For months, reports circulated that the director was near death on the set of his latest film, an adaptation of Garrison Keillor’s radio show, A Prairie Home Companion. An insurance company hired Paul Thomas Anderson to “shadow” Altman in case he wasn’t able to finish the shoot. Disheartening news came that the maverick maestro, once known to hold court on set with a scotch in one hand and a joint in the other, was working from a wheelchair.
And still, he completed his most personal film to date, A Prairie Home Companion, filmed on location in St. Paul, Minnesota’s Fitzgerald Theater. It draws from all his interests, familiar from his previous films: humor (M*A*S*H), music (Short Cuts and Nashville), and drama in unexpected places (McCabe & Mrs. Miller, Gosford Park). A Prairie Home Companion combines those elements with typical Altman strategies, like overlapping dialogue and converging multiple storylines, as well as his fanatical appreciation for the process of creating art.
Kneading his own story into Keillor’s script, Altman here flips the bird to the grim reaper with touching, even light-hearted ruminations on family, loyalty, and performance. This backstage story is based loosely on Keillor’s experiences. He started working for a Minnesota radio program named after a cemetery in 1969, then wrote an article for the New Yorker about the Grand Ol’ Opry that sparked his interest in creating a program that combined musical guests and imaginary commercials. The shows played to a live audience, and tickets sold for a dollar at the start. It still airs today on public radio, heard by over four million listeners every week.
Blending Keillor’s mythology with Altman’s style, the movie is nostalgic without being saccharine or cynical. As the crew and cast of a long-running radio show rush about, preparing for their broadcast, we learn that the long-running radio program is set for cancellation and has been bought up by a nameless, evil corporation. On learning this will be their final show, the performers — including sister singers (Lily Tomlin and Meryl Streep) and two trash-talking cowboys (Woody Harrelson and John C. Reilly) — react with sorrow and anger. During the onstage commotion, backstage, a beloved crew member mysteriously dies and a shadowy figure dressed in white (Virginia Madsen) finds her way onto the set. (We learn that she is, in fact, an angel who was a fan of the show while she was alive.)
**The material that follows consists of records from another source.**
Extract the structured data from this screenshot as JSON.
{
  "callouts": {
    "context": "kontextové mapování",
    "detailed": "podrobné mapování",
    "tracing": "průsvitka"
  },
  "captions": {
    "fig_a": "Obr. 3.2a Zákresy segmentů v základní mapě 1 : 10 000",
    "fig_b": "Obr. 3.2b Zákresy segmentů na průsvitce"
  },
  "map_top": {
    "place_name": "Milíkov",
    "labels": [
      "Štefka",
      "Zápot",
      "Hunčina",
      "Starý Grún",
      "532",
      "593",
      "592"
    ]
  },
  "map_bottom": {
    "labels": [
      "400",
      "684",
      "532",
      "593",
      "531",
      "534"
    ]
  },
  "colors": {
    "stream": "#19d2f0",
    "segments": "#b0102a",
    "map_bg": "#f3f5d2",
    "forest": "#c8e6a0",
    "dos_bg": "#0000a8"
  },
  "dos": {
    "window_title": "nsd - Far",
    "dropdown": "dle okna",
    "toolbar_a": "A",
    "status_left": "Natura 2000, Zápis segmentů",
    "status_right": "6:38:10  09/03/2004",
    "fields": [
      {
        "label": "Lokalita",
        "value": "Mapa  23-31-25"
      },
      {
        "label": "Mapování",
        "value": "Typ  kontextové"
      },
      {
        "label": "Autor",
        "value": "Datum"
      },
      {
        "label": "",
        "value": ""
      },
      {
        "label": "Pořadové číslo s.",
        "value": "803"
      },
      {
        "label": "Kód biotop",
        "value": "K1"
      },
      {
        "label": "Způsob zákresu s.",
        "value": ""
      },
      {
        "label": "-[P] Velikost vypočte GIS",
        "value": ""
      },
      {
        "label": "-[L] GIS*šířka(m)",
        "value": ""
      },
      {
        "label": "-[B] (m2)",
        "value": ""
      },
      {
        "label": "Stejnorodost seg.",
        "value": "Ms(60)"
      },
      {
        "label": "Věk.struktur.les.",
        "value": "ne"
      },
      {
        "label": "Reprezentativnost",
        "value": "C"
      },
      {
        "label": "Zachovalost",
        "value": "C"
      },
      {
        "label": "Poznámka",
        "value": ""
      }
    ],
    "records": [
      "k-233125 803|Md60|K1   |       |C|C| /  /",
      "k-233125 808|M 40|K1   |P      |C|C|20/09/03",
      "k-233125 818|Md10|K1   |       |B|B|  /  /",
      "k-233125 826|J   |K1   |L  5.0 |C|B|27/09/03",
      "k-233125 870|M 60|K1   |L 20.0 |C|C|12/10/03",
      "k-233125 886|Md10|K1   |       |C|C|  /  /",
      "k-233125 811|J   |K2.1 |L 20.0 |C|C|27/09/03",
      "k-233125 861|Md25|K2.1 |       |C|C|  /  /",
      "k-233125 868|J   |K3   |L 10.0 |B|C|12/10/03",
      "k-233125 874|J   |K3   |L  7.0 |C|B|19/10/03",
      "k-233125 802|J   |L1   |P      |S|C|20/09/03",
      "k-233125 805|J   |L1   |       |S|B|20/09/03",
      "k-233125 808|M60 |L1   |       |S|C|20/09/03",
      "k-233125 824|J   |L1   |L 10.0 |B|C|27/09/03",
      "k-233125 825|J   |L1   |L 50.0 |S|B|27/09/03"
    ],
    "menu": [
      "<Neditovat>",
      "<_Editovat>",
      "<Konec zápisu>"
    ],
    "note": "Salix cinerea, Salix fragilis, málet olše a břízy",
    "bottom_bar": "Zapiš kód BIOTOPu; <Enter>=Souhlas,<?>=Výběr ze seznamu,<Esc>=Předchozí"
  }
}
It’s difficult to describe what follows, as not much does. Like Keillor’s hilarious radio program, the movie is more about process than plot. The audience is treated to a number of bawdy jokes, courtesy of Harrelson and Reilly, heart-felt musical numbers (where Lindsay Lohan, as Streep’s daughter, is actually good!), and wise words supplied by the host. The climax, a confrontation between the stuffy corporate raider (Tommy Lee Jones) and Madsen’s angel, comprises an almost operatic justice.
The delicious irony is that after the Academy of Motion Pictures granted Robert Altman an honorary Oscar, he may be poised to flip the bird at not only death, but also Oscar voters. This is a fitting honor for a trailblazer who has worked so tirelessly outside the industry.